Chewing Gum II

Chewing Gum II

15C Entertainment Building, 30 Queens Road Central Hong Kong, China Friday, February 10, 2017–Saturday, March 11, 2017 Opening Reception: Thursday, February 9, 2017, 6 p.m.–8 p.m.

Pace Hong Kong presents the themed exhibition Chewing Gum II. A sequel to the 2015 themed exhibition Chewing Gum, this exhibition continues Pace Hong Kong's sustained focus on the individual creative states of contemporary artists of different temporal, regional and cultural backgrounds. The everyday act of “chewing” alludes to the way in which the globalized context tends to dispel, even dissolve cultural differences, and to how the participation of the viewer produces new intertextuality between the artworks.

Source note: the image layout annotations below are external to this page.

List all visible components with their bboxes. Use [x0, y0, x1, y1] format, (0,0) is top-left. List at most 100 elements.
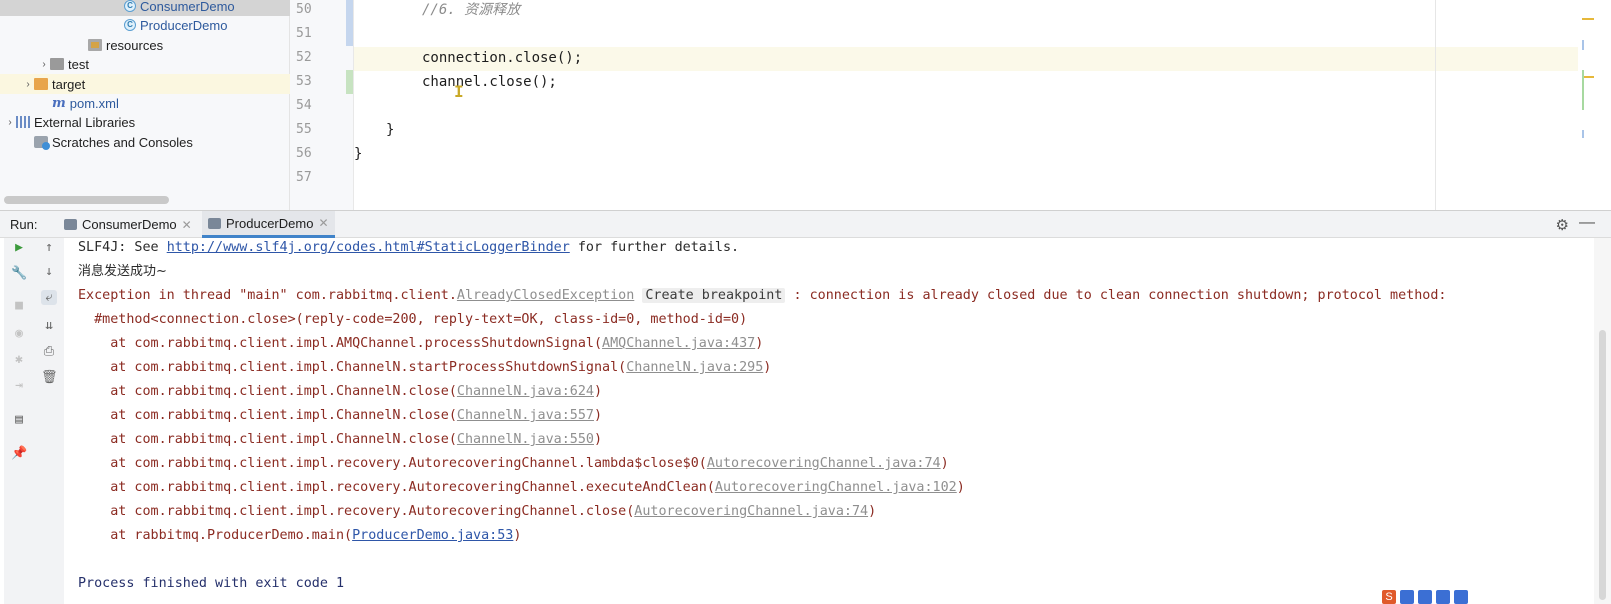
minimize-icon[interactable]: — [1579, 214, 1595, 232]
tab-label: ConsumerDemo [82, 217, 177, 232]
tree-item[interactable]: › target [0, 74, 290, 94]
code-line[interactable]: } [386, 119, 394, 141]
ide-window: C ConsumerDemo C ProducerDemo resources › test… [0, 0, 1611, 604]
tree-item[interactable]: C ProducerDemo [0, 15, 290, 35]
right-margin-guide [1435, 0, 1436, 210]
line-number: 53 [296, 74, 312, 89]
console-text: for further details. [569, 240, 740, 255]
tree-item-label: pom.xml [69, 95, 119, 111]
gear-icon[interactable]: ⚙ [1556, 216, 1569, 234]
stop-icon[interactable]: ■ [11, 298, 27, 313]
close-icon[interactable]: ✕ [182, 218, 192, 232]
console-icon [64, 219, 77, 230]
pin-icon[interactable]: 📌 [11, 446, 27, 461]
tree-item[interactable]: › test [0, 54, 290, 74]
tree-item[interactable]: m pom.xml [0, 93, 290, 113]
input-method-toolbar: S [1382, 590, 1468, 604]
exception-line: Exception in thread "main" com.rabbitmq.… [78, 284, 1447, 308]
console-text: at com.rabbitmq.client.impl.AMQChannel.p… [78, 336, 603, 351]
console-text: at com.rabbitmq.client.impl.recovery.Aut… [78, 480, 715, 495]
stack-trace-line: at com.rabbitmq.client.impl.recovery.Aut… [78, 476, 965, 500]
stack-trace-line: at com.rabbitmq.client.impl.ChannelN.clo… [78, 404, 602, 428]
create-breakpoint-button[interactable]: Create breakpoint [642, 288, 786, 303]
close-icon[interactable]: ✕ [318, 216, 328, 230]
code-line[interactable]: connection.close(); [422, 47, 582, 69]
tree-item[interactable]: › External Libraries [0, 112, 290, 132]
stack-trace-line: at com.rabbitmq.client.impl.ChannelN.sta… [78, 356, 771, 380]
console-text: at com.rabbitmq.client.impl.ChannelN.clo… [78, 408, 457, 423]
debug-icon[interactable]: ✱ [11, 352, 27, 367]
class-icon: C [124, 19, 136, 31]
camera-icon[interactable]: ◉ [11, 326, 27, 341]
ime-icon [1400, 590, 1414, 604]
chevron-right-icon[interactable]: › [22, 79, 34, 90]
horizontal-scrollbar[interactable] [4, 196, 169, 204]
down-arrow-icon[interactable]: ↓ [41, 264, 57, 279]
chevron-right-icon[interactable]: › [4, 117, 16, 128]
resources-folder-icon [88, 39, 102, 51]
soft-wrap-icon[interactable]: ⤶ [41, 290, 57, 305]
console-text: at com.rabbitmq.client.impl.ChannelN.clo… [78, 432, 457, 447]
console-text: at com.rabbitmq.client.impl.ChannelN.clo… [78, 384, 457, 399]
project-tree-panel: C ConsumerDemo C ProducerDemo resources › test… [0, 0, 290, 210]
code-line[interactable]: } [354, 143, 362, 165]
marker [1582, 130, 1584, 138]
source-link[interactable]: ChannelN.java:295 [626, 360, 763, 375]
console-scrollbar[interactable] [1594, 238, 1611, 604]
console-text: ) [593, 384, 603, 399]
text-cursor-icon: I [454, 82, 464, 101]
tree-item[interactable]: resources [0, 35, 290, 55]
tree-item-label: Scratches and Consoles [52, 134, 193, 150]
source-link[interactable]: AMQChannel.java:437 [602, 336, 755, 351]
console-output[interactable]: SLF4J: See http://www.slf4j.org/codes.ht… [64, 238, 1594, 604]
tab-producer-demo[interactable]: ProducerDemo ✕ [202, 211, 335, 238]
editor-scroll-markers[interactable] [1578, 0, 1611, 210]
folder-icon [50, 58, 64, 70]
exit-line: Process finished with exit code 1 [78, 572, 344, 596]
tab-consumer-demo[interactable]: ConsumerDemo ✕ [58, 211, 198, 238]
slf4j-link[interactable]: http://www.slf4j.org/codes.html#StaticLo… [167, 240, 570, 255]
code-line[interactable]: //6. 资源释放 [422, 0, 520, 21]
layout-icon[interactable]: ▤ [11, 412, 27, 427]
code-editor[interactable]: //6. 资源释放 connection.close(); channel.clos… [354, 0, 1584, 210]
ime-icon [1418, 590, 1432, 604]
source-link[interactable]: AutorecoveringChannel.java:74 [707, 456, 941, 471]
tree-item[interactable]: C ConsumerDemo [0, 0, 290, 16]
exception-class-link[interactable]: AlreadyClosedException [457, 288, 634, 303]
scratch-icon [34, 136, 50, 150]
trash-icon[interactable]: 🗑 [41, 370, 58, 385]
console-text: #method<connection.close>(reply-code=200… [78, 312, 748, 327]
scrollbar-thumb[interactable] [1599, 330, 1606, 600]
ime-icon [1454, 590, 1468, 604]
console-actions-column: ↑ ↓ ⤶ ⇊ ⎙ 🗑 [34, 238, 64, 604]
marker [1582, 18, 1594, 20]
print-icon[interactable]: ⎙ [41, 344, 57, 359]
rerun-icon[interactable]: ▶ [11, 240, 27, 255]
console-text: at com.rabbitmq.client.impl.recovery.Aut… [78, 504, 635, 519]
source-link[interactable]: ProducerDemo.java:53 [352, 528, 513, 543]
line-number: 51 [296, 26, 312, 41]
stack-trace-line: at com.rabbitmq.client.impl.ChannelN.clo… [78, 428, 602, 452]
tree-item[interactable]: Scratches and Consoles [0, 132, 290, 152]
message-line: 消息发送成功~ [78, 260, 167, 284]
source-link[interactable]: ChannelN.java:557 [457, 408, 594, 423]
line-number: 54 [296, 98, 312, 113]
wrench-icon[interactable]: 🔧 [11, 266, 27, 281]
source-link[interactable]: AutorecoveringChannel.java:74 [634, 504, 868, 519]
change-marker [346, 70, 353, 94]
stack-trace-line: at com.rabbitmq.client.impl.recovery.Aut… [78, 452, 948, 476]
source-link[interactable]: AutorecoveringChannel.java:102 [715, 480, 957, 495]
exit-icon[interactable]: ⇥ [11, 378, 27, 393]
up-arrow-icon[interactable]: ↑ [41, 240, 57, 255]
run-label: Run: [10, 217, 38, 232]
console-text: at com.rabbitmq.client.impl.recovery.Aut… [78, 456, 707, 471]
exception-line: #method<connection.close>(reply-code=200… [78, 308, 747, 332]
console-text: ) [868, 504, 877, 519]
code-line[interactable]: channel.close(); [422, 71, 557, 93]
scroll-to-end-icon[interactable]: ⇊ [41, 318, 57, 333]
chevron-right-icon[interactable]: › [38, 59, 50, 70]
source-link[interactable]: ChannelN.java:550 [457, 432, 594, 447]
source-link[interactable]: ChannelN.java:624 [457, 384, 594, 399]
stack-trace-line: at com.rabbitmq.client.impl.ChannelN.clo… [78, 380, 602, 404]
maven-icon: m [52, 95, 66, 111]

The exhibition will open to the public on Thursday, February 9, from 6:00 to 8:00pm, and remain on view until March 11.

The works in this exhibition typify postwar contemporary art and present a rich variety of expressive techniques. Chuck Close, born in 1940, is a representative figure of American realism. The artist, who suffers from prosopagnosia (also known as “face blindness”), uses photographic technology to repeatedly paint portraits of faces, employing novel techniques to assemble and filter the reality captured by the camera. He has made frequent breakthroughs and innovations in the portraiture tradition to develop a unique way of seeing the world. The tapestries in this exhibition are the result of a collaboration with the Art Institute of Chicago that combines the traditional craft of tapestry with the artist’s unique method of disassembling images. These striking tapestries are the result of repeated experiments.

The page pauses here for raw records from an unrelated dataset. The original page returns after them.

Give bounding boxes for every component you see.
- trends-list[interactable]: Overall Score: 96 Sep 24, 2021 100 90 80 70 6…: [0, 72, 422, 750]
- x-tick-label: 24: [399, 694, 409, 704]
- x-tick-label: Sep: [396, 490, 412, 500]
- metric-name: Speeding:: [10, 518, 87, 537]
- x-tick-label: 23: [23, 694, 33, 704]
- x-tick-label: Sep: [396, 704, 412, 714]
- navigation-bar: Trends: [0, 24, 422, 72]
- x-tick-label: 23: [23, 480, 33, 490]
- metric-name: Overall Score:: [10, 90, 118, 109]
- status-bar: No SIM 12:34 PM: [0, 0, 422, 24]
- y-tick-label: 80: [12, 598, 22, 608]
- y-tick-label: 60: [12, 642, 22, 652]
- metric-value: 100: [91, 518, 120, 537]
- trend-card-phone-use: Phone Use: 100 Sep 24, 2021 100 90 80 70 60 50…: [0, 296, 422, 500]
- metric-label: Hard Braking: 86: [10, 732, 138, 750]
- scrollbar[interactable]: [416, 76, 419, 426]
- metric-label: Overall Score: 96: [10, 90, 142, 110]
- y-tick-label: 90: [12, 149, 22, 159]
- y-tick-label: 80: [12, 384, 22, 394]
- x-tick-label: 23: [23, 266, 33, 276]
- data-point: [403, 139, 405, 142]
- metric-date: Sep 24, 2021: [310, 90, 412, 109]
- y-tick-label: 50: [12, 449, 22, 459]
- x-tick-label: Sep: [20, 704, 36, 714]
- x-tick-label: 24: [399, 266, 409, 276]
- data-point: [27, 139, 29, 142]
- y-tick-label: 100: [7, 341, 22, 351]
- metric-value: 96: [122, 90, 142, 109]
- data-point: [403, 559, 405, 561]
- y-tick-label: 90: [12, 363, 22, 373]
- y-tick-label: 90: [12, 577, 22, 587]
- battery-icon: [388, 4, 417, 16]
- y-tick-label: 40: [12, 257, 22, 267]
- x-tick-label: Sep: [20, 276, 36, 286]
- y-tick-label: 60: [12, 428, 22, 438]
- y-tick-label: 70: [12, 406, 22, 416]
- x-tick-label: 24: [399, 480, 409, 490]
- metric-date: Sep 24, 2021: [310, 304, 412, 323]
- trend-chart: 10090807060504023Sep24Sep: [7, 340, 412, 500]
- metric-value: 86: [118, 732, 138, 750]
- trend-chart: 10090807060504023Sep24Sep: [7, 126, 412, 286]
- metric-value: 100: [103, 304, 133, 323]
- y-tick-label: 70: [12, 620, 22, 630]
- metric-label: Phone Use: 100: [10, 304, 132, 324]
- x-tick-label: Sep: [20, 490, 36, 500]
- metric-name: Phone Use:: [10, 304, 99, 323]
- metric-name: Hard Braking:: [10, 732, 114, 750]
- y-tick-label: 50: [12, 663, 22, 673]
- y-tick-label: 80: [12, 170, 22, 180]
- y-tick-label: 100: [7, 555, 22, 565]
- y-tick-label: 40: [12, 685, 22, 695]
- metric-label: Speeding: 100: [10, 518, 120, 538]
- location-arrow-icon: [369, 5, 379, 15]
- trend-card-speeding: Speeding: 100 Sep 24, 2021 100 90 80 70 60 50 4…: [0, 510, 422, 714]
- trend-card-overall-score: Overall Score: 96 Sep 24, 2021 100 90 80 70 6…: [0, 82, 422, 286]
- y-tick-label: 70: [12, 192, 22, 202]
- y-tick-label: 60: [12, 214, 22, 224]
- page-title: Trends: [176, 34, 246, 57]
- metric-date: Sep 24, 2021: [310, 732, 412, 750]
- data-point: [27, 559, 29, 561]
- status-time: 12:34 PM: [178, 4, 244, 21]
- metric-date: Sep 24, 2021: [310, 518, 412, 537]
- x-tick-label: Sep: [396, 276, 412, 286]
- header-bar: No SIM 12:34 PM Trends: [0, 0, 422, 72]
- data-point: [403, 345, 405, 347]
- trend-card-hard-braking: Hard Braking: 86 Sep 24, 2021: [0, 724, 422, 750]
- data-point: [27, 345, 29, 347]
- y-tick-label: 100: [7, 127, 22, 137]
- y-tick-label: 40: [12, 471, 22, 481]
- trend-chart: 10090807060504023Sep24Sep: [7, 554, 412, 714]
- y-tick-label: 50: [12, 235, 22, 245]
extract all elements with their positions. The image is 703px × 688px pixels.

Yoshitomo Nara, who grew up in postwar Japan, received a wide range of postwar popular culture influences, from Western rock music to Japanese anime. His portraits have a clear psychological thread. The naive and rebellious children under his brush can be seen as the artist's sustained dialogue with his own childhood, one which also reveals much conflicting sentiment. Since their emergence, these images have found powerful resonance around the world.

George Condo, another artist heavily influenced by popular culture, fuses the threads of Pop art style and classic paintings, excavating centuries of art history through a uniquely clever and bizarre visual language. Mother and Child has a particularly strong art history thread. Its form alludes to the mother and child Renaissance motif, while the two faces show a “Looney Tunes” influence. The artist once described his art as “Artificial Realism.” Compared to the figures in Condo’s typical works, the figure in Facial Composition on Green Sky serves as a form of deconstruction of the image. The artist has completely done away with the facial features in a deconstruction rarely seen in his work. Among Condo’s works, Facial Composition on Green Sky carries many defining compositional traits, including round eyes and large ears.

The works of Israeli artist Michal Rovner, also born in the 1950s, is marked by conspicuous regional politics. In a totemic, fable-like approach, she places contemporary struggles within a broader historical vision. The video work featured in this exhibition, Shayara R1, was inspired by a stroll through Jerusalem’s Old Quarter at dawn. It presents swaying cypress trees and her own shadow repeatedly flitting among the dry rocks, forming connections between the poetic atmosphere and political contention.

The works of American artist Tara Donovan are influenced by postwar consumerist culture. The works are often based on mass produced industrial products and everyday objects, employing the geometric beauty of repetition to produce profound sculptural installations. She has won many major art awards, including the first Calder Prize, and the Macarthur Genius Grant, one of America’s most prestigious art accolades. The unique prints featured in this exhibition are based on different arrangements of broken glass. The artist challenges the internal reactions produced by artworks made from everyday objects. More than just structural shifts, these are allusions created by the entire mass of the material.